Wie schon der kleinere Bruder XC60 macht der XC90 besonders auf Landstraßen Spaß. Die gefühlte Seitenneigung ist sehr gering, mit dem Diesel ist man im Handumdrehen auf dem Feldberg im Taunus. Passend dazu ist auch das Fahrwerk sportlich abgestimmt. Beim XC90 handelt es sich um einen sänftengleichen Komfort SUV, sondern grobe Unebenheiten werden durchaus spürbar. (Optional ist auch eine Luftfederung verfügbar.) Für die meisten wird der große Schwede aber im Alltag vor allem Ruhe ausstrahlen: Die Automatik arbeitet extrem Stressfrei, im Interieur ist es nahezu geschwindigkeitsunabhängig sehr ruhig. Die Lenkung, deren Feedback stark auch an kleinere Volvos erinnert, bietet allzeit die richtige Lenkraftunterstützung.

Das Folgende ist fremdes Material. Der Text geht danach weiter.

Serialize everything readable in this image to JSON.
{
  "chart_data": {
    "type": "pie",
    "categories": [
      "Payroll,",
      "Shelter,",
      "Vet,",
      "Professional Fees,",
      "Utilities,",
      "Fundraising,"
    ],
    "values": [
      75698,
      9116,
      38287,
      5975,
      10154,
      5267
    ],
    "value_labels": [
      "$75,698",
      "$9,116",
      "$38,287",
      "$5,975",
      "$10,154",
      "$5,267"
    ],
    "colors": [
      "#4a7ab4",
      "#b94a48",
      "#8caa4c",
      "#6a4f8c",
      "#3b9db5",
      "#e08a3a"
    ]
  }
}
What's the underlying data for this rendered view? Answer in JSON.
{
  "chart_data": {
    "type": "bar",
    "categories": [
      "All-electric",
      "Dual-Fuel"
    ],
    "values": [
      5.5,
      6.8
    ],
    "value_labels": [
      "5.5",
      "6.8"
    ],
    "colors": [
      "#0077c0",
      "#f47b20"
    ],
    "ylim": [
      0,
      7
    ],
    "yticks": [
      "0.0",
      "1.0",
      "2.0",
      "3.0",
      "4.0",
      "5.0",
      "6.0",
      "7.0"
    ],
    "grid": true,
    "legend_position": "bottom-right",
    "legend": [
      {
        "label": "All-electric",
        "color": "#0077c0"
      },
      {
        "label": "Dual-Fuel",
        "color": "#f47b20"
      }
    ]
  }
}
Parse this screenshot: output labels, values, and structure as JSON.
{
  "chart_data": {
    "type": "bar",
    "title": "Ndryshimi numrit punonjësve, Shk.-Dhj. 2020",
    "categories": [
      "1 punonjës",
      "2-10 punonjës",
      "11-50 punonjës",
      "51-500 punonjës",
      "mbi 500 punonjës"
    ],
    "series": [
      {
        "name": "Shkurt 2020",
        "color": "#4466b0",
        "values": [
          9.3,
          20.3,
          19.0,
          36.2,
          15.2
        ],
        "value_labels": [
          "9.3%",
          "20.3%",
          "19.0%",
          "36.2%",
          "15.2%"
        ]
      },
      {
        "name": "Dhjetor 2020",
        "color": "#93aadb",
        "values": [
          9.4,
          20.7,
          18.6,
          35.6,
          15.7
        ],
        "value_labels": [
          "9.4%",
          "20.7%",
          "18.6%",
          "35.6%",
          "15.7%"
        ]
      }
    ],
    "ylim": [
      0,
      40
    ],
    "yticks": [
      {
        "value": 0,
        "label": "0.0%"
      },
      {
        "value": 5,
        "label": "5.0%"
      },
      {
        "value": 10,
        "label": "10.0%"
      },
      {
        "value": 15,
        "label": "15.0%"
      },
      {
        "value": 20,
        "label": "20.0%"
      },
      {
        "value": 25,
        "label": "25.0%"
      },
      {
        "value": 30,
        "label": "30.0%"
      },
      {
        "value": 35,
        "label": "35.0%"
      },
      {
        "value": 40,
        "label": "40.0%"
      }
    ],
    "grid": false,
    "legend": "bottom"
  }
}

Das wichtige Thema Fahrerassistenz spielt im neuen XC90 im Sinne der sog. Vision 2020 eine große Rolle und würde den Rahmen des Fahrberichts sprengen: Ein Staufolge-Assistent bis 50 km/h und ein Kreuzungsbremsassistent sind beispielsweise an Bord. Letzterer bremst den XC90 autonom ab, wenn der Fahrer beim Linksabbiegen in den Gegenverkehr zu steuern droht. Mehr dazu gibts in diesem Artikel.
Einen wie oben schon angeschnittenen Vergleich Q7 – XC90 findet man übrigens bei Autophorie.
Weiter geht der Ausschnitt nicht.